Brussels raised its voice on Monday against AstraZeneca, judging “unacceptable” the delays in the delivery of its Covid-19 vaccine, and now demands “transparency” on the export outside the EU of the doses produced there.
Soriot says there were also start-up problems in the UK supply chain, but “the UK contract was signed three months before the European contract. So, with the UK, we had another three months to solve the problems we encountered”.
While the EU regulatory approval for the vaccine is expected on Friday, the UK laboratory announced last week that deliveries would be lower than expected in the first quarter due to a reduced yield at a European manufacturing site.

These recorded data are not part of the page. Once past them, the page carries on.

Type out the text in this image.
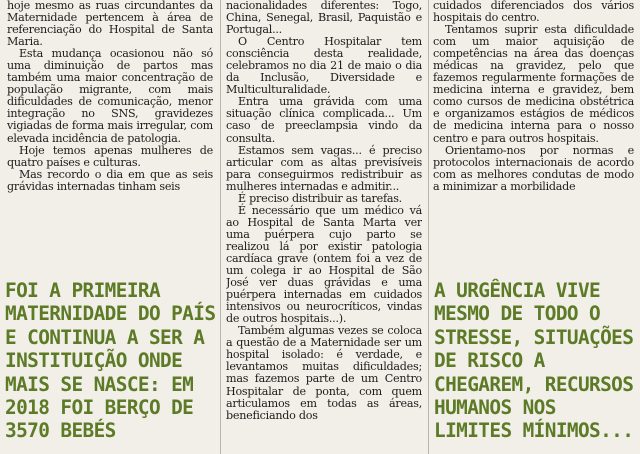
hoje mesmo as ruas circundantes da Maternidade pertencem à área de referenciação do Hospital de Santa Maria.

Esta mudança ocasionou não só uma diminuição de partos mas também uma maior concentração de população migrante, com mais dificuldades de comunicação, menor integração no SNS, gravidezes vigiadas de forma mais irregular, com elevada incidência de patologia.

Hoje temos apenas mulheres de quatro países e culturas.

Mas recordo o dia em que as seis grávidas internadas tinham seis

nacionalidades diferentes: Togo, China, Senegal, Brasil, Paquistão e Portugal...

O Centro Hospitalar tem consciência desta realidade, celebramos no dia 21 de maio o dia da Inclusão, Diversidade e Multiculturalidade.

Entra uma grávida com uma situação clínica complicada... Um caso de preeclampsia vindo da consulta.

Estamos sem vagas... é preciso articular com as altas previsíveis para conseguirmos redistribuir as mulheres internadas e admitir...

É preciso distribuir as tarefas.

É necessário que um médico vá ao Hospital de Santa Marta ver uma puérpera cujo parto se realizou lá por existir patologia cardíaca grave (ontem foi a vez de um colega ir ao Hospital de São José ver duas grávidas e uma puérpera internadas em cuidados intensivos ou neurocríticos, vindas de outros hospitais...).

Também algumas vezes se coloca a questão de a Maternidade ser um hospital isolado: é verdade, e levantamos muitas dificuldades; mas fazemos parte de um Centro Hospitalar de ponta, com quem articulamos em todas as áreas, beneficiando dos

cuidados diferenciados dos vários hospitais do centro.

Tentamos suprir esta dificuldade com um maior aquisição de competências na área das doenças médicas na gravidez, pelo que fazemos regularmente formações de medicina interna e gravidez, bem como cursos de medicina obstétrica e organizamos estágios de médicos de medicina interna para o nosso centro e para outros hospitais.

Orientamo-nos por normas e protocolos internacionais de acordo com as melhores condutas de modo a minimizar a morbilidade

FOI A PRIMEIRA
MATERNIDADE DO PAÍS
E CONTINUA A SER A
INSTITUIÇÃO ONDE
MAIS SE NASCE: EM
2018 FOI BERÇO DE
3570 BEBÉS
A URGÊNCIA VIVE
MESMO DE TODO O
STRESSE, SITUAÇÕES
DE RISCO A
CHEGAREM, RECURSOS
HUMANOS NOS
LIMITES MÍNIMOS...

This alarmed EU countries, already on edge after difficulties in delivering Pfizer-BioNTech vaccine, and increased pressure on the European Commission, which negotiated pre-order contracts on behalf of the EU-27.
The contracts cover up to 400 million doses of AstraZeneca/Oxford vaccine, which has the advantage of being cheaper to produce than its rivals, as well as easier to store and transport.
“I think people in Europe are extremely stressed and tired from this year-long pandemic. Governments are under pressure,” Soriot said in the interview, adding that Europe, “which represents 5% of the world’s population, will get 17% of our production in February.